Er stoppte, lehnte sich an einen Baum und starrte in die Richtung, die ihm seine erschrockene Reaktion gezeigt hatte. Da wieder, ein Schatten von fast übermenschlicher Geschwindigkeit, zwischen den Bäumen. Er drückte sich so fest an den Baum, dass die Rinde begann, schmerzhaften Druck auf seinen Körper auszuüben. Er fror. Erneut wandte er seinen Blick um. Doch da war nur der wartende Wald.
Der Geruch von Rauch, würzig und fein, legte sich in seine Nase. Er begann zu schnüffeln. „Wo Rauch ist, da ist Feuer und wo Feuer ist, da sind…“ Er stoppte die leise Litanei; die Furcht vor einer Entdeckung saß ihm im Nacken. Dennoch, ihm war kalt und das Gefühl von Hunger, das sich plötzlich bemerkbar machte, fühlte sich an wie ein Zwang und da war sie wieder, diese unsichtbare Hand, die ihn nach vorn stieß, ein Schlag mit einer unbekannten Macht, ein Befehl.
Als der Rauch stärker wurde, sah er auch, irgendwo hinter einem Busch, oder was auch immer in dieser Dunkelheit Busch oder Stein war, das dazu passende Feuer. Es war nur Licht, das zwischen den Zweigen und Blättern auf dem Boden glitzerte. Er trat näher heran. Schwarze Gestalten hüpften um das Feuer, auf und nieder, in einer Stille, die ihn vor Angst zurücktreten ließ. Es waren lange und hagere Wesen, die Hände entweder in die Luft erhoben oder sie schlugen lange Stöcke in der völligen Ekstase ihres beginnenden lauten Gesanges auf den Boden. Dann stoppten sie, erstarrten völlig.
Er glaubte, seinen Sinnen nicht zu trauen, als plötzlich Bewegung in die Gruppe kam. Dann hörte er das Kreischen. Eine junge Frau, über der Schulter eines der Wesen gelegt, wurde in die Mitte der Gruppe geworfen. Sie kreischte wieder, als sie in das Feuer schaute.

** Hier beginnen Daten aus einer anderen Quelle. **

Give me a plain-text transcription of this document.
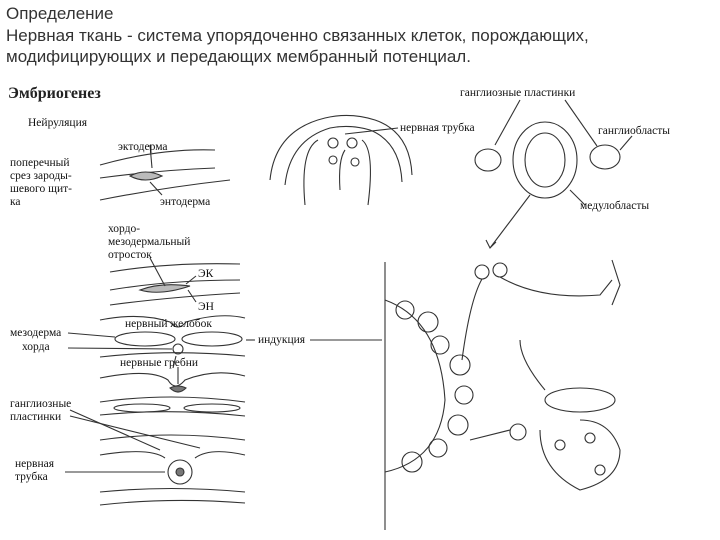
Определение
Нервная ткань - система упорядоченно связанных клеток, порождающих,
модифицирующих и передающих мембранный потенциал.
Эмбриогенез
Нейруляция
эктодерма
поперечный
срез зароды-
шевого щит-
ка	энтодерма
хордо-
мезодермальный
отросток
ЭК
ЭН
нервный желобок
мезодерма
хорда
нервные гребни
индукция
ганглиозные
пластинки
нервная
трубка
ганглиозные пластинки
нервная трубка	ганглиобласты
медулобласты
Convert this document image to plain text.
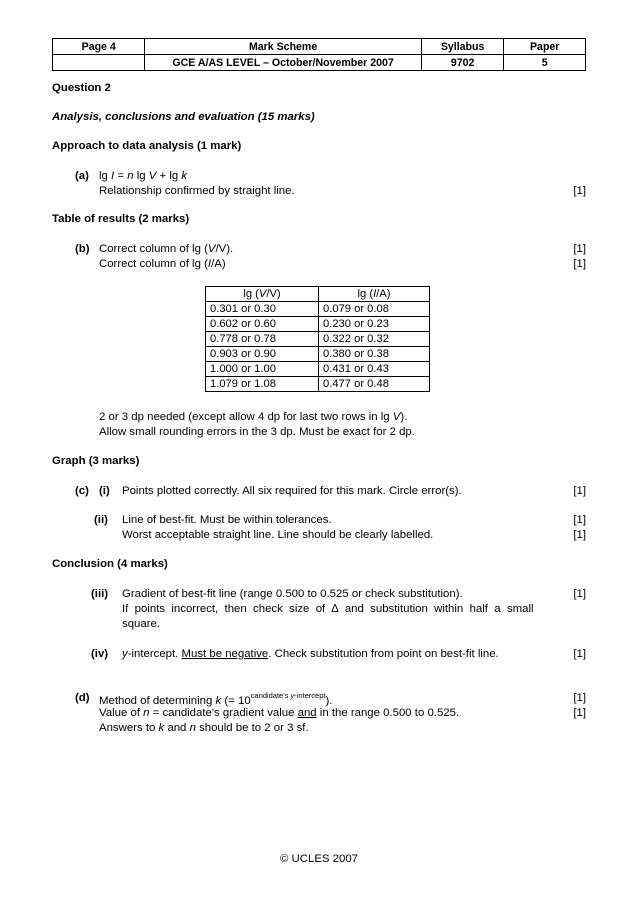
Page 4	Mark Scheme	Syllabus	Paper
	GCE A/AS LEVEL – October/November 2007	9702	5
Question 2
Analysis, conclusions and evaluation (15 marks)
Approach to data analysis (1 mark)
(a) lg I = n lg V + lg k
Relationship confirmed by straight line.	[1]
Table of results (2 marks)
(b) Correct column of lg (V/V).	[1]
Correct column of lg (I/A)	[1]
lg (V/V)	lg (I/A)
0.301 or 0.30	0.079 or 0.08
0.602 or 0.60	0.230 or 0.23
0.778 or 0.78	0.322 or 0.32
0.903 or 0.90	0.380 or 0.38
1.000 or 1.00	0.431 or 0.43
1.079 or 1.08	0.477 or 0.48
2 or 3 dp needed (except allow 4 dp for last two rows in lg V).
Allow small rounding errors in the 3 dp. Must be exact for 2 dp.
Graph (3 marks)
(c) (i) Points plotted correctly. All six required for this mark. Circle error(s).	[1]
(ii) Line of best-fit. Must be within tolerances.	[1]
Worst acceptable straight line. Line should be clearly labelled.	[1]
Conclusion (4 marks)
(iii) Gradient of best-fit line (range 0.500 to 0.525 or check substitution).	[1]
If  points  incorrect,  then  check  size  of  ∆  and  substitution  within  half  a  small
square.
(iv) y-intercept. Must be negative. Check substitution from point on best-fit line.	[1]
(d) Method of determining k (= $10^{candidate's y-intercept}$).	[1]
Value of n = candidate's gradient value and in the range 0.500 to 0.525.	[1]
Answers to k and n should be to 2 or 3 sf.
© UCLES 2007
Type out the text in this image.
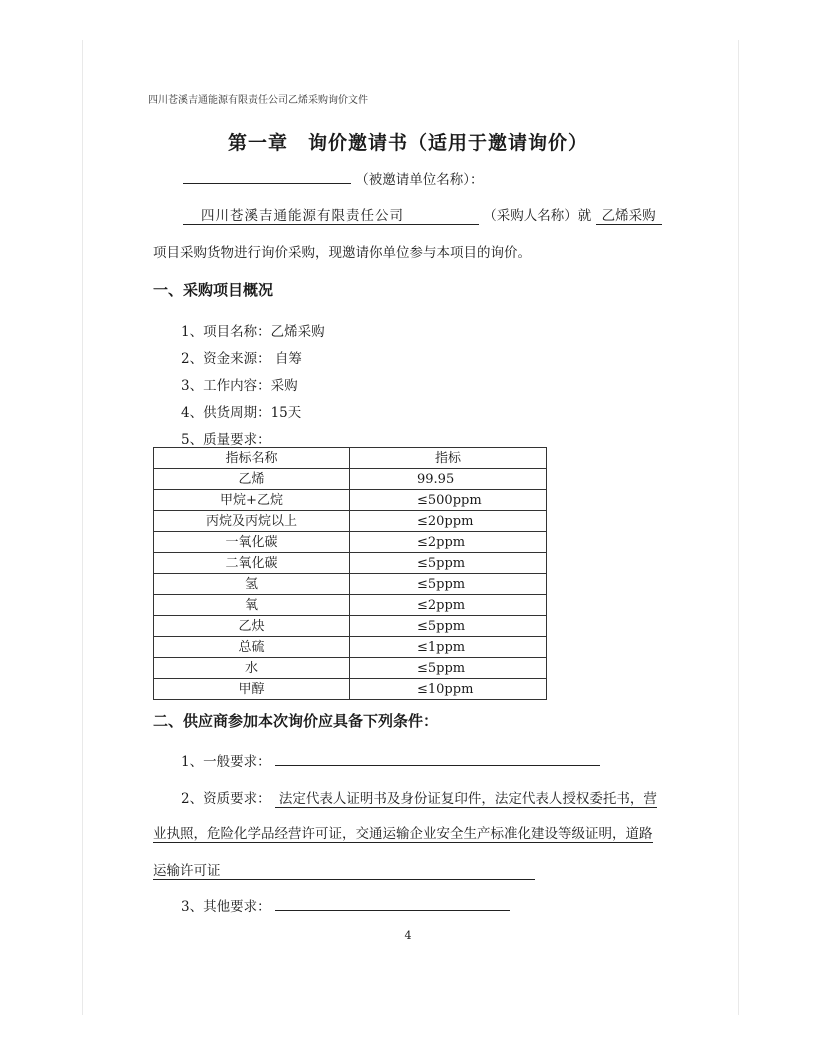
四川苍溪吉通能源有限责任公司乙烯采购询价文件
第一章　询价邀请书（适用于邀请询价）
（被邀请单位名称）：
四川苍溪吉通能源有限责任公司	（采购人名称）就 乙烯采购
项目采购货物进行询价采购，现邀请你单位参与本项目的询价。
一、采购项目概况
1、项目名称：乙烯采购
2、资金来源： 自筹
3、工作内容：采购
4、供货周期：15天
5、质量要求：
指标名称	指标
乙烯	99.95
甲烷+乙烷	≤500ppm
丙烷及丙烷以上	≤20ppm
一氧化碳	≤2ppm
二氧化碳	≤5ppm
氢	≤5ppm
氧	≤2ppm
乙炔	≤5ppm
总硫	≤1ppm
水	≤5ppm
甲醇	≤10ppm
二、供应商参加本次询价应具备下列条件：
1、一般要求：
2、资质要求： 法定代表人证明书及身份证复印件，法定代表人授权委托书，营
业执照，危险化学品经营许可证，交通运输企业安全生产标准化建设等级证明，道路
运输许可证
3、其他要求：
4
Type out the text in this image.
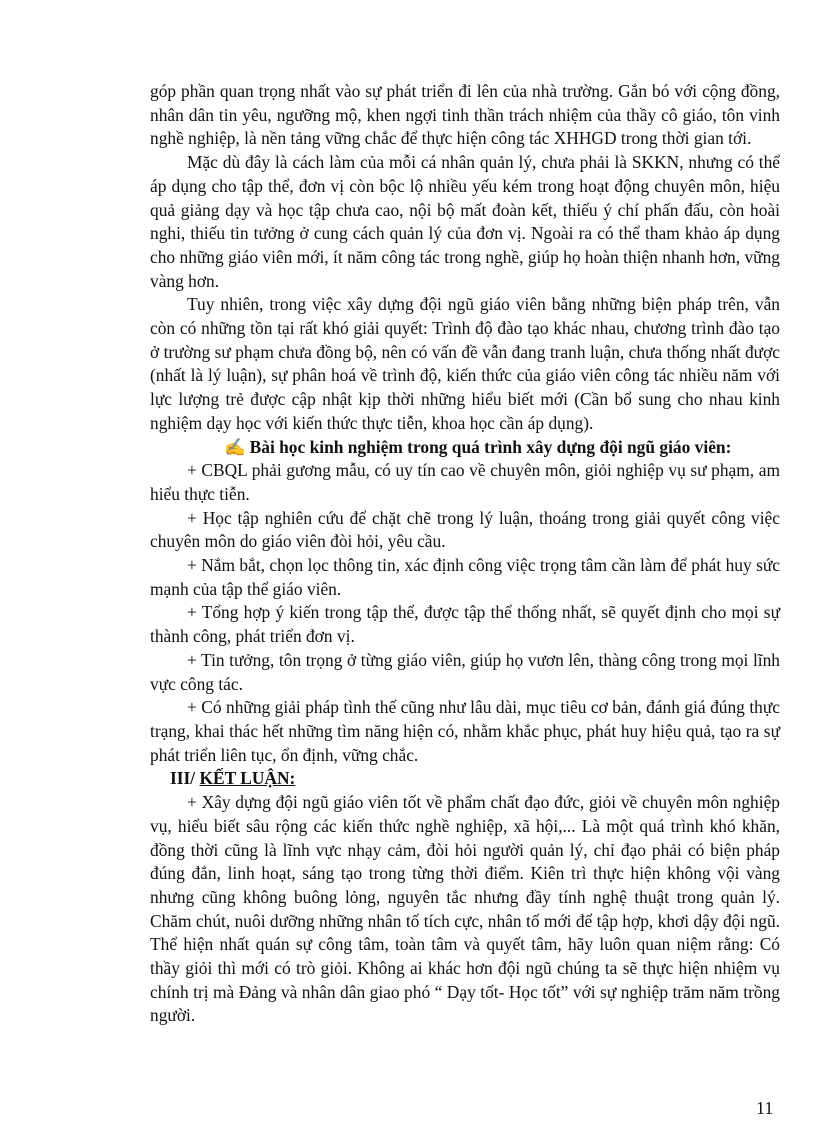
góp phần quan trọng nhất vào sự phát triển đi lên của nhà trường. Gắn bó với cộng đồng, nhân dân tin yêu, ngưỡng mộ, khen ngợi tinh thần trách nhiệm của thầy cô giáo, tôn vinh nghề nghiệp, là nền tảng vững chắc để thực hiện công tác XHHGD trong thời gian tới.

Mặc dù đây là cách làm của mỗi cá nhân quản lý, chưa phải là SKKN, nhưng có thể áp dụng cho tập thể, đơn vị còn bộc lộ nhiều yếu kém trong hoạt động chuyên môn, hiệu quả giảng dạy và học tập chưa cao, nội bộ mất đoàn kết, thiếu ý chí phấn đấu, còn hoài nghi, thiếu tin tưởng ở cung cách quản lý của đơn vị. Ngoài ra có thể tham khảo áp dụng cho những giáo viên mới, ít năm công tác trong nghề, giúp họ hoàn thiện nhanh hơn, vững vàng hơn.

Tuy nhiên, trong việc xây dựng đội ngũ giáo viên bằng những biện pháp trên, vẫn còn có những tồn tại rất khó giải quyết: Trình độ đào tạo khác nhau, chương trình đào tạo ở trường sư phạm chưa đồng bộ, nên có vấn đề vẫn đang tranh luận, chưa thống nhất được (nhất là lý luận), sự phân hoá về trình độ, kiến thức của giáo viên công tác nhiều năm với lực lượng trẻ được cập nhật kịp thời những hiểu biết mới (Cần bổ sung cho nhau kinh nghiệm dạy học với kiến thức thực tiễn, khoa học cần áp dụng).

✍ Bài học kinh nghiệm trong quá trình xây dựng đội ngũ giáo viên:

+ CBQL phải gương mẫu, có uy tín cao về chuyên môn, giỏi nghiệp vụ sư phạm, am hiểu thực tiễn.

+ Học tập nghiên cứu để chặt chẽ trong lý luận, thoáng trong giải quyết công việc chuyên môn do giáo viên đòi hỏi, yêu cầu.

+ Nắm bắt, chọn lọc thông tin, xác định công việc trọng tâm cần làm để phát huy sức mạnh của tập thể giáo viên.

+ Tổng hợp ý kiến trong tập thể, được tập thể thống nhất, sẽ quyết định cho mọi sự thành công, phát triển đơn vị.

+ Tin tưởng, tôn trọng ở từng giáo viên, giúp họ vươn lên, thàng công trong mọi lĩnh vực công tác.

+ Có những giải pháp tình thế cũng như lâu dài, mục tiêu cơ bản, đánh giá đúng thực trạng, khai thác hết những tìm năng hiện có, nhằm khắc phục, phát huy hiệu quả, tạo ra sự phát triển liên tục, ổn định, vững chắc.

III/ KẾT LUẬN:

+ Xây dựng đội ngũ giáo viên tốt về phẩm chất đạo đức, giỏi về chuyên môn nghiệp vụ, hiểu biết sâu rộng các kiến thức nghề nghiệp, xã hội,... Là một quá trình khó khăn, đồng thời cũng là lĩnh vực nhạy cảm, đòi hỏi người quản lý, chỉ đạo phải có biện pháp đúng đắn, linh hoạt, sáng tạo trong từng thời điểm. Kiên trì thực hiện không vội vàng nhưng cũng không buông lỏng, nguyên tắc nhưng đầy tính nghệ thuật trong quản lý. Chăm chút, nuôi dưỡng những nhân tố tích cực, nhân tố mới để tập hợp, khơi dậy đội ngũ. Thể hiện nhất quán sự công tâm, toàn tâm và quyết tâm, hãy luôn quan niệm rằng: Có thầy giỏi thì mới có trò giỏi. Không ai khác hơn đội ngũ chúng ta sẽ thực hiện nhiệm vụ chính trị mà Đảng và nhân dân giao phó “ Dạy tốt- Học tốt” với sự nghiệp trăm năm trồng người.

11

Er kroch näher heran. Dann erkannte er, wieso sie ihre Stimme nicht mehr unter Kontrolle hatte. Mehrere Stäbe waren in verschiedenen Höhen über dem Feuer drapiert und, er schluckte, ihm wurde schlecht, waren menschliche Körperteile, Arme und Beine, Stücke von Schädeln und durchstoßene Rippenbögen aufgespießt und von irgendwo her hörte er weitere Menschen schreien und um Gnade winseln. Er würgte. Er wusste nicht, was er tun konnte. Die Frau kreischte noch immer, während die Wesen in ihrer unmenschlichen Art und Weise ihre Augen auf sie gerichtet hielten. Es war wie ein Gericht oder eher, wie ein Fest, das von Wahnsinnigen angerichtet wird, bevor irgendeine Macht sich erbarmte und sie auslöschte. Er schüttelte den Kopf. Er musste etwas tun. Noch war er zu weit weg, um einen möglichen Ausweg zu erkennen. Vorsichtig kroch er näher. Etwas knackte hinter ihm. Er ignorierte es. Dann rauschte es und ein furchtbarer Schmerz in seinem Nacken machte sich noch breit, bevor es schwarz wurde, er sein Bewusstsein verlor.